I pick up my schoolbag, which weighs sixteen tons, and
start walking home. We live about a mile and a half from Shenandoah. It’s not an impossible walk. Half an hour, very picturesque. But my legs are tired from all that fetching. My brain is tired from all that trying-to-hold-my-shit-together. As I shamble down the street, I hear someone call my name.
“Zoey!”
This guy, Pete, is right at the edge of the parking lot, beeping from the driver’s seat of an old brown Volvo. His mom gave it to him. It’s actually one of the few things I know about him, because at Shenandoah, having an old brown Volvo is laughable. (Not in a mean way; nothing is done in a mean way here. People just find the old brown Volvo amusing. I don’t quite get the joke.) Pete and his twin sister, Abby, are in my class. Both of them are boarders. Abby is nice. I thought she was going to be the goofy sort of person I could become close with, especially after she told me—apropos only of sitting beside me at the same lunch table—that she was on the competitive roller-skating circuit.
Yes!
Weird, like my jiu-Dadsu. A competitive roller skater would be exactly the sort of person I could really let loose with.
Then I started asking about Pete, at which point she got sort of deflated. I also found out she was planning to get a PhD in biology after studying foreign relations at Georgetown. I’m still hoping, despite my up-and-down grades (some As, mostly in English, some C-minuses, mostly in anything that requires memorization or equations, then a bunch of B-pluses), to get into Berkeley. I think I’m the last kid in my class not to have heard back from the good colleges. I’d feel so much more connected with Shenandoah if I met even one person here who cared about jeans, aspired to be on reality TV, and was likely to become a mid-level state government employee. Pete wants to be a singer-songwriter, which may
sound promising on the mediocrity front, but he already gets paid to perform.
“Hey, need a ride?” he asks. The passenger-side window is rolled down.

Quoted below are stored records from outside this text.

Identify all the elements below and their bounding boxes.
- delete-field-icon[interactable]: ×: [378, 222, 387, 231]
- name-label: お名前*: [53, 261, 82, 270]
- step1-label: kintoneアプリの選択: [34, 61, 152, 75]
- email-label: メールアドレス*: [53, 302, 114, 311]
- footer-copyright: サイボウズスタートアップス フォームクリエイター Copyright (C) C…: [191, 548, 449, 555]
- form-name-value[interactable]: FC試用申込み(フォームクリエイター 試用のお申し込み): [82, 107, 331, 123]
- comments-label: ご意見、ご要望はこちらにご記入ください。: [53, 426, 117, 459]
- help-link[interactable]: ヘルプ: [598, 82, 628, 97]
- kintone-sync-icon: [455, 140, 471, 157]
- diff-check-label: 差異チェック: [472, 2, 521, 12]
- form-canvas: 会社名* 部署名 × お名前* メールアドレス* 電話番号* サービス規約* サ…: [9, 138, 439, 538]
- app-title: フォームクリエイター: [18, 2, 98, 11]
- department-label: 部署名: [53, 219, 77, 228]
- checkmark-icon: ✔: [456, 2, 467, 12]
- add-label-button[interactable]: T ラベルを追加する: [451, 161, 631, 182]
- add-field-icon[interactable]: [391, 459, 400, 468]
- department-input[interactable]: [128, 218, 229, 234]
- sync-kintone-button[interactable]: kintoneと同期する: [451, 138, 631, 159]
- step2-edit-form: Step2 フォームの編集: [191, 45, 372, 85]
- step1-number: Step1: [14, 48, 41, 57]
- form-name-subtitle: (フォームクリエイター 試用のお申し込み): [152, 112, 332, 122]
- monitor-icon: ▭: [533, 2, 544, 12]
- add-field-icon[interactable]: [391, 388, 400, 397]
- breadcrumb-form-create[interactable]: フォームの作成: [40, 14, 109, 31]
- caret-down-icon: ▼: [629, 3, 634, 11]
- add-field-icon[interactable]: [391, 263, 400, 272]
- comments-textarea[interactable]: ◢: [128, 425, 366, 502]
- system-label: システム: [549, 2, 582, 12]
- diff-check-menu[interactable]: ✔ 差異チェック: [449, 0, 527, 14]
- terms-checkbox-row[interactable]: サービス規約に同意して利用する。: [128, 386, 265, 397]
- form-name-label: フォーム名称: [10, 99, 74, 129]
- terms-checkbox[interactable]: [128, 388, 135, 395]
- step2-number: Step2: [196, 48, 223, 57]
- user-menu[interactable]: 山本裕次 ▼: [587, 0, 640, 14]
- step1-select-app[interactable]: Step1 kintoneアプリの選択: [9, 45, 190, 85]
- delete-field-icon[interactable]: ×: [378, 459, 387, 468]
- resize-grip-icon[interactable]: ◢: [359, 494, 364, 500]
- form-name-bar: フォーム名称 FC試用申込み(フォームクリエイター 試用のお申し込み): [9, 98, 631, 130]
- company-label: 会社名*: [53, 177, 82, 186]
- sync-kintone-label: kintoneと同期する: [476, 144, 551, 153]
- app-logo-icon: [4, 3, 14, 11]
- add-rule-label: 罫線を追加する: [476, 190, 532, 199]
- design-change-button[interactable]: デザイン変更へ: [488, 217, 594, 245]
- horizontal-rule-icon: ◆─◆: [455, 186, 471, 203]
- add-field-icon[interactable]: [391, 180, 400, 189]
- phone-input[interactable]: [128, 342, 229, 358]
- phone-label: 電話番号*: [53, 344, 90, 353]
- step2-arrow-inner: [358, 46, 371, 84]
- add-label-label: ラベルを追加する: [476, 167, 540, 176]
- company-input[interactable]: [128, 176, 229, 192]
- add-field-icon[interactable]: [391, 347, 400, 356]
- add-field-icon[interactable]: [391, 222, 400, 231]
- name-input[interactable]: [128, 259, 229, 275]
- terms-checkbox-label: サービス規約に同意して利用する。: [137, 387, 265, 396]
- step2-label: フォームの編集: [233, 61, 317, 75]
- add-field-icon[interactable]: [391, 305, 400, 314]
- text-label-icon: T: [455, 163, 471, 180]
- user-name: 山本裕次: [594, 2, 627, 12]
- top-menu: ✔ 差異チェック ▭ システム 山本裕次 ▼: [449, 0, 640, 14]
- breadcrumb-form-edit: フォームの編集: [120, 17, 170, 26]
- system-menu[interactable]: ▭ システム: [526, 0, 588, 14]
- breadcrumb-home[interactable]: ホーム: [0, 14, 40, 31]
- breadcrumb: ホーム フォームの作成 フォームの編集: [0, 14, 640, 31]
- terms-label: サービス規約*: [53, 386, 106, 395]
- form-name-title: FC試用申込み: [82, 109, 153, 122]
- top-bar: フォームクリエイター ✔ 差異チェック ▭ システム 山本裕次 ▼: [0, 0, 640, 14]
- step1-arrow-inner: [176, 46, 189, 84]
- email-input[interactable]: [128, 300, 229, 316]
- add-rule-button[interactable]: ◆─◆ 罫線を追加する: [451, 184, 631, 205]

I lean in. I probably don’t smell fantastic.
“I’m okay,” I say. “I can walk.”
“You live in Old Town, right?” Pete says. “I’m on my way to a gig there anyway. At Lee’s. You should come by. It’s a cool place.”
Lee’s is a Civil War-themed restaurant and bar in Old Town Alexandria, a few blocks from the small townhouse where I live. Dad has forbidden me to eat there because Confederate General Robert E. Lee, who is from Alexandria, was obviously “on the wrong side of the war.” (Though I’ll note there are a number of Virginians who don’t think that’s so obvious.) I’ll add that my dad actually had to explain to me his reasons for thinking Lee was on the wrong side. In general, Dad fully supports states’ rights, which would ordinarily mean he’d be on Lee’s side. “If the slaves themselves, who are people, are unable to participate in the decision-making process about their own fates, then it’s hard to understand the Confederacy’s demands as being a true exercise of states’ rights. Politics and personhood must coalesce. Understood?”